Two most common options for accelerator units in heterogeneous platforms are GPGPUs (General-Purpose Computation on Graphics Processing Unit) and MICs (Intel Many Integrated Core Architecture). GPUs comprise thousands of cores and could offer very high memory bandwidth and computation throughput. In the last decade, a lot of research work has been done to speed up different algorithms using such architectures (Bautista Gomez et al., 2014). Therefore, GPUs have become one of the main accelerators in many HPC facilities. Although they are low-power, low-cost and massive parallel execution units but unfortunately, they have their own limitations (Shukla and Bhuyan, 2013). They are not compatible with existing x86 C, C++, and FORTRAN source codes. To use these architectures, we have to rebuild different codes from scratch and this could inhibit HPC users.
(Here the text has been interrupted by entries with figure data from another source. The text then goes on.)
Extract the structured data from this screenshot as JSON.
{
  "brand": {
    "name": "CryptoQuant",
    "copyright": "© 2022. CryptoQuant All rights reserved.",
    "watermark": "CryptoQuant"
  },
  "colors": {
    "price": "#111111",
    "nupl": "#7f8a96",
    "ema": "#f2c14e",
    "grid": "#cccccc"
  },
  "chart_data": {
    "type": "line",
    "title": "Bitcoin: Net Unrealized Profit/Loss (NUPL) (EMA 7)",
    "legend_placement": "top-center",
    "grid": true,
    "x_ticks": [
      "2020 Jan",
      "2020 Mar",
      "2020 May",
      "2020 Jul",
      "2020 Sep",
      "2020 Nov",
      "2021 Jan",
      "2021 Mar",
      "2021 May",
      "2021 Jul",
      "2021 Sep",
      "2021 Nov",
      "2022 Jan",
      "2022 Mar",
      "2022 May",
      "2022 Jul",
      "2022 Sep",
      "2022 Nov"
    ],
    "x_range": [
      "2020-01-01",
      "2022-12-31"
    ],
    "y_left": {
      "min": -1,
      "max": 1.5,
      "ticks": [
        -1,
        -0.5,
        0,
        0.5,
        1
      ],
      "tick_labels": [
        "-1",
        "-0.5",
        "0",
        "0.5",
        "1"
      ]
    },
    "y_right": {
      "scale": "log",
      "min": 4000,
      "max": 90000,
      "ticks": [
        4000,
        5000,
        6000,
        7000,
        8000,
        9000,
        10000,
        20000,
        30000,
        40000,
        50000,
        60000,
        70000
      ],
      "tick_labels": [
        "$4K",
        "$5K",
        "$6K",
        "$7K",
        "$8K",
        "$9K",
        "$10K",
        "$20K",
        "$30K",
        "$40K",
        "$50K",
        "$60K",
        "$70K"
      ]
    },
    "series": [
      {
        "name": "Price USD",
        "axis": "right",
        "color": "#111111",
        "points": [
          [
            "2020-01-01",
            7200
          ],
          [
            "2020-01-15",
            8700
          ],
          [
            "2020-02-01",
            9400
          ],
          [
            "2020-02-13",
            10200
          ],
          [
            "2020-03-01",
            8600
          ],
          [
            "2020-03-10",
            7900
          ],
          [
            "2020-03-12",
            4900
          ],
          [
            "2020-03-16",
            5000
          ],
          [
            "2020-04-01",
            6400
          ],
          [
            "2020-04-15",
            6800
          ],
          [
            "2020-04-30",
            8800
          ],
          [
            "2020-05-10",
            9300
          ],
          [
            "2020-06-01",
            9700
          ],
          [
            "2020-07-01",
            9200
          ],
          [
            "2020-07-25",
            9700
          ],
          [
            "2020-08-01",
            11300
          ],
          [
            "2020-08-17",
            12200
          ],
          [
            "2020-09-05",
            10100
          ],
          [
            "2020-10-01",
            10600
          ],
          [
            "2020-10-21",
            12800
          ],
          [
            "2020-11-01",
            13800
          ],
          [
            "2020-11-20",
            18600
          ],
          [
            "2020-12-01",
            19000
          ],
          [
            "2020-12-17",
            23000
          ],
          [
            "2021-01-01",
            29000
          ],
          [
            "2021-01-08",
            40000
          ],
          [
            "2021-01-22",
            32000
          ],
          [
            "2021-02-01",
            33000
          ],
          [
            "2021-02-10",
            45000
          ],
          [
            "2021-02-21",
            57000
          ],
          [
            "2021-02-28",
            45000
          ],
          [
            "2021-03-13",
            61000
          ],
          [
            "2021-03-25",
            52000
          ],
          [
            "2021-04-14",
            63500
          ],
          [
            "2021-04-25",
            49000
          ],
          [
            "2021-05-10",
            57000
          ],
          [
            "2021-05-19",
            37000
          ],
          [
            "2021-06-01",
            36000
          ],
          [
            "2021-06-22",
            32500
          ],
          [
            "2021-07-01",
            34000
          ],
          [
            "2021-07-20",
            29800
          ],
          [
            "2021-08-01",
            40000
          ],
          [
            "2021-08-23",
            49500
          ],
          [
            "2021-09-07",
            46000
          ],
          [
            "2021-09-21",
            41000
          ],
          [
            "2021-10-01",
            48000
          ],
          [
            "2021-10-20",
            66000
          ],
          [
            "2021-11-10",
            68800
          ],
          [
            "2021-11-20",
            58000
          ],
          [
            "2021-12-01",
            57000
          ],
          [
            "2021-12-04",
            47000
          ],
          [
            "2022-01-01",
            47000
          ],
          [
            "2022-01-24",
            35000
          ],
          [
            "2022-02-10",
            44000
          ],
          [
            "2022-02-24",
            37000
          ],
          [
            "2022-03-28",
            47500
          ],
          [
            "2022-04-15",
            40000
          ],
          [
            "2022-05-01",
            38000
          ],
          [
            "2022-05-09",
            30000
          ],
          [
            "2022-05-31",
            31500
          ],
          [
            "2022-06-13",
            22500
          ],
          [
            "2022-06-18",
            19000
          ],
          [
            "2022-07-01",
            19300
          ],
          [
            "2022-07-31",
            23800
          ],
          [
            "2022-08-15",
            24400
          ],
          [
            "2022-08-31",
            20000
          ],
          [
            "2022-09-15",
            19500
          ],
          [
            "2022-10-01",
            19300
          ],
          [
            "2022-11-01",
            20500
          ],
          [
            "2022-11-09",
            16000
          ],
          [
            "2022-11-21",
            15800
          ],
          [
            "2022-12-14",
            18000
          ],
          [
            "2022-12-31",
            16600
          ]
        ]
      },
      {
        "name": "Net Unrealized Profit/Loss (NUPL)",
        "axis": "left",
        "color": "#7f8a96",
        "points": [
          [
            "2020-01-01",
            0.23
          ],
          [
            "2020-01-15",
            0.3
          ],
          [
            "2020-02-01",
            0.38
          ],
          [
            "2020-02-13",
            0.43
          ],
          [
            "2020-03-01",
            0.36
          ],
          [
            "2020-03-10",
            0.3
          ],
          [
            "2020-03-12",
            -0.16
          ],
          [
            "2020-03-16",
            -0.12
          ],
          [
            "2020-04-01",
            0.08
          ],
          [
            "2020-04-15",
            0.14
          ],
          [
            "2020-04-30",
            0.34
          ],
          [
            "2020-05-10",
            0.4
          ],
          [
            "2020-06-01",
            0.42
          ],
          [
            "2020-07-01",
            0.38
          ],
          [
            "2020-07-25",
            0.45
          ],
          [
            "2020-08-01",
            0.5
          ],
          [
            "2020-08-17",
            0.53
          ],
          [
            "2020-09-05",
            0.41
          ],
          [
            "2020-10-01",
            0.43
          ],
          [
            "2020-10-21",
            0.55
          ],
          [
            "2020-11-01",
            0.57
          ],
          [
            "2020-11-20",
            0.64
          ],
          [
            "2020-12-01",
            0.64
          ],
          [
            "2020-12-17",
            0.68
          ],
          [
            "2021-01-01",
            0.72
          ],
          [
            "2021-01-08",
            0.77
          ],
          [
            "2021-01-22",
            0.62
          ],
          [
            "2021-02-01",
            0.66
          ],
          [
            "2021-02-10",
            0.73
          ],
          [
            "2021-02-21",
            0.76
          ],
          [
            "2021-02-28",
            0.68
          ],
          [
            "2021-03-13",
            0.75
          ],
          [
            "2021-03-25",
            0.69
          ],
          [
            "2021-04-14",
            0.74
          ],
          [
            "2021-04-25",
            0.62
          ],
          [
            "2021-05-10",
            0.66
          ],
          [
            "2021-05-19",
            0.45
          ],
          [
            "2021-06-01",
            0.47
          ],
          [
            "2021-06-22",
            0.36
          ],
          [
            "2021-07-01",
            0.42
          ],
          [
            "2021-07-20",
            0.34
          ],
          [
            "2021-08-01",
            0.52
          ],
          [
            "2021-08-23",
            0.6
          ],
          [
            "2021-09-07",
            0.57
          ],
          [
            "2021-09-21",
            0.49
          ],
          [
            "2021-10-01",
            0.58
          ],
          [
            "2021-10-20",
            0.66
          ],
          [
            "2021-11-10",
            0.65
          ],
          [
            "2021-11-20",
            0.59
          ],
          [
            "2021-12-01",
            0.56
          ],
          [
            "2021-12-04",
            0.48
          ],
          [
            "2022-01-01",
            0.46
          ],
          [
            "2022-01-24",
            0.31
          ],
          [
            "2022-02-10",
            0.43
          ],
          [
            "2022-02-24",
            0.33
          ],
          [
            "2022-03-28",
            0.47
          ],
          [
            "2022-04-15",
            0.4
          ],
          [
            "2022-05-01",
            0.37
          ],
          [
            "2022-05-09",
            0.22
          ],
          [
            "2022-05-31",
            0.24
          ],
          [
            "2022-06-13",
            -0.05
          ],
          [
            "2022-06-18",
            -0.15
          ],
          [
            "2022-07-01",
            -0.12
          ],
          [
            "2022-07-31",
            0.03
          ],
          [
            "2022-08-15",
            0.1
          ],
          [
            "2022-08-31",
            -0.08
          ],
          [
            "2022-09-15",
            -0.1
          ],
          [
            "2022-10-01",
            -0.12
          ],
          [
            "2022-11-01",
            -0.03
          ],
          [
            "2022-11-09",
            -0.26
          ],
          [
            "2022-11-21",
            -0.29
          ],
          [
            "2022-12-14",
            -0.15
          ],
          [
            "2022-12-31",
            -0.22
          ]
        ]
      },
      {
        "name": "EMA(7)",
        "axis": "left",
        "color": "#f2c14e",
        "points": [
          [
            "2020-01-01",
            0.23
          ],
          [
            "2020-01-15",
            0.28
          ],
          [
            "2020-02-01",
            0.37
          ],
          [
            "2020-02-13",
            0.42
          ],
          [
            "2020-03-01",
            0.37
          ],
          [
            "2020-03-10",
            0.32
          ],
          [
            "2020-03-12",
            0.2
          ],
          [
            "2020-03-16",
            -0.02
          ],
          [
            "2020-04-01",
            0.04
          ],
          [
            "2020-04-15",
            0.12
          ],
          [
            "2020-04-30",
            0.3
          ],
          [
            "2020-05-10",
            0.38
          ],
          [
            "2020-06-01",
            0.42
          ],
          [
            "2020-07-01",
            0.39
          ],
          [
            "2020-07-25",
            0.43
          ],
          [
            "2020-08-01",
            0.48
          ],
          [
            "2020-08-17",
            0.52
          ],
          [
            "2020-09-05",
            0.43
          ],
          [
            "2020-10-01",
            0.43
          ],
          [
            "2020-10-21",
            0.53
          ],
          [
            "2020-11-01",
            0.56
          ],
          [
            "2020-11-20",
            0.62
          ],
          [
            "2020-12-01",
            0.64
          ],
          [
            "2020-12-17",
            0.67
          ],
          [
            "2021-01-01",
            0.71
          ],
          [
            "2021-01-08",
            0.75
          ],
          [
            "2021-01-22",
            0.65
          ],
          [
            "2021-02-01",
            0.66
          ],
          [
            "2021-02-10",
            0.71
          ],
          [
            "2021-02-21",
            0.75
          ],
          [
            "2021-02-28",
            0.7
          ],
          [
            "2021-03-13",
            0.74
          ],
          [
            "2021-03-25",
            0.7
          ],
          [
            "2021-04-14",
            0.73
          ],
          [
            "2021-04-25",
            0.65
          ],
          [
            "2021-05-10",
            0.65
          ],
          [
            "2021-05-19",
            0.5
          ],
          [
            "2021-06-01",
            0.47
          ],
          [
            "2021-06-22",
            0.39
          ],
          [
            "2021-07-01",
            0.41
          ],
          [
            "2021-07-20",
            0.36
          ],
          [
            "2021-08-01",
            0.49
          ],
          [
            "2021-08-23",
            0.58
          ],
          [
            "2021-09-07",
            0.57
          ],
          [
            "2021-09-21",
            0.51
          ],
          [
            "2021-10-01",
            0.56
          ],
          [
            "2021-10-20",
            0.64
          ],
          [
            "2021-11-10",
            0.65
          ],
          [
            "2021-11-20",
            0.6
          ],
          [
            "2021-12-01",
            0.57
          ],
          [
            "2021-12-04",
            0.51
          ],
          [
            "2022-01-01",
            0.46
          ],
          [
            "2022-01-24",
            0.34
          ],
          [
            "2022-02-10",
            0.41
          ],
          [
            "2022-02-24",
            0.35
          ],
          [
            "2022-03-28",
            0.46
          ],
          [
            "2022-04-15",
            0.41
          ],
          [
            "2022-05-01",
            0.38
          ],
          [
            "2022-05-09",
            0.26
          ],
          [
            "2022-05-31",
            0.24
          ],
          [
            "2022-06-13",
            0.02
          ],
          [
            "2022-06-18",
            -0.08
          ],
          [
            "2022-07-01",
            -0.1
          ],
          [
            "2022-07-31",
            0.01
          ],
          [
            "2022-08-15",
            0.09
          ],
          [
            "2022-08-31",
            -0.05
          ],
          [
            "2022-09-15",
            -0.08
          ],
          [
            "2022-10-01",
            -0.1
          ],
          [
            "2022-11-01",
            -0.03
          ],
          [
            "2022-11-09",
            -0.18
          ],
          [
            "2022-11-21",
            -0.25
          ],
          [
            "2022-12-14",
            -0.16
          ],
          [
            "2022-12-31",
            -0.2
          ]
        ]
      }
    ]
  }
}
The MIC architecture was introduced by Intel in 2012 (Rahman, 2013). It is low-power, low-cost and massive parallel execution unit Like GPGPUs. However, it is a massively parallel architecture that is compatible with x86 applications. Programming models like Pthreads, MPI and OpenMP can be used without any code modifications (Utrera et al., 2015). Due to the programming simplicity and compatibility of the MIC architecture, it is the main accelerator unit in many modern HPC facilities (IntelPR). According to the Top500 list (http://www.top500. org/lists/) of most powerful supercomputers in the world, many fastest supercomputers are powered by Intel Xeon Phi coprocessors and Intel Xeon processors. There is a high potential of using MIC coprocessors beside Intel Xeon processors (Faheem and Konig-Ries, 2014). Therefore, we have chosen MICs alongside CPUs in this study of a heterogeneous platform.

This paper presents an empirical approach for achieving loadbalancing and optimum performance from a heterogeneous system comprising Intel Xeon multi-core processor and MIC. The approach is investigated using a case study of spin-image algorithm (Johnson, 1997). This algorithm is selected because it is being used in a wide range of important applications including 3D Database Retrieval Systems (Assfalg et al., 2004), Face Detection (Choi and Kim, 2013), Object Recognition (Johnson and Hebert, 1999), Object Categorization (Eleliemy et al., 2013), 3D map registration (Mei and He, 2013), and registration algorithm for LiDAR 3D point cloud models (He and Mei, 2015). The spin-image algorithm is well-known for its high computational complexity and is considered an essential bottleneck in many fields.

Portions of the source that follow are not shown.